I have heard various politicians say that wages can only be increased by law. I was unpleasantly struck by the complete misunderstanding of the mechanism of the free market, so I decided to write this article to explain how the salary should be formed and why it is risky to use other pseudo-economic mechanisms.

Tanase StamulePhoto: Personal archive

The average wage in the economy is formed as a result of the interaction of demand and supply, which largely depends on labor productivity in the relevant industry. When we are talking about mostly skilled or highly skilled labor, minimum wage legislation has no effect because the market rewards workers according to the efficiency and productivity of their work. Thus, the average wage is formed at a level not limited by the conditions of the minimum wage, theoretically at a much higher level.

Unlike the average wage, the minimum wage is set by law and its role is to provide a minimum payment for work that is usually unskilled, low-skilled, or performed by young people with no experience, at the beginning of a particular career, or with low pay. educational level. The minimum wage is also provided to those who work temporarily or part-time. Thus, the minimum wage is addressed to the most vulnerable categories of workers.

When the minimum wage increases every year and significantly, it is no longer related to the efficiency and value of the work performed – let’s not forget that we are talking about especially unskilled labor, whose productivity or added value cannot increase by its very nature. to. For each uncorrelated increase in the minimum wage with productivity, firms using such unskilled labor prefer to retain fewer workers, because obviously firms’ resources do not increase as much as the minimum wage increases to afford the same number of workers and the productivity of workers is not higher either.

Employers will lay off some employees, and the workload and effort of the employee who will not be laid off will be greater. In other words, the earnings-to-labor ratio does not improve even for those who keep their jobs, in addition to the social costs of those who lose their jobs due to increased pressure on companies with increasingly higher wage costs.

On the other hand, middle-income workers, regardless of education and experience, see their wages increasingly closer to the minimum wage paid for unskilled work. As a result of the proximity or equality of purchasing power of unskilled and skilled workers, the claim of the latter for higher remuneration automatically arises, which makes a difference between the level of complexity and efficiency of skilled labor and repetitive, simple work. at no extra cost.

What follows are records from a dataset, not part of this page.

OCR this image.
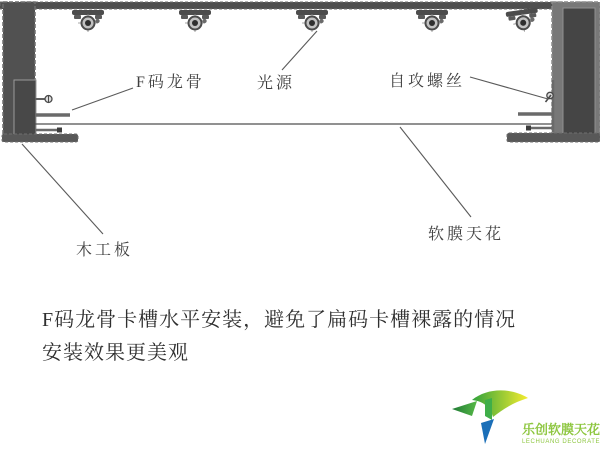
F码龙骨	光源	自攻螺丝
软膜天花
木工板
F码龙骨卡槽水平安装，避免了扁码卡槽裸露的情况
安装效果更美观
乐创软膜天花
LECHUANG DECORATE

Inevitably, there is a negative psychological impact on skilled workers who see between their salary and the minimum a huge gap in skills rather than rewards. Two things follow from this: on the one hand, pressure on wage costs for all companies (both companies that employ unskilled labor, the pressure exerted by the minimum wage law, and companies that use middle-class labor or high-skilled, the pressure exerted by workers who feel they are underpaid compared to unskilled workers) leading to higher prices and ultimately inflation, and on the other hand, this pressure can lead to undesirable consequences such as informal payments to provide a wage package more attractive to skilled workers. or black is employed in the field of unskilled labor.

The conclusion is simple! Any increase in the minimum wage without correlation to worker productivity creates structural problems in the labor market, demotivates people with skills, and leads to layoffs among less skilled workers.

N. Red: Tenase Stamule is an associate professor at the Faculty of Business Administration (teaching foreign languages) at the Academy of Economic Studies. He teaches the courses “Business Management” and “Intercultural Management” in German. Dean of the Faculty of Business Administration, ASE.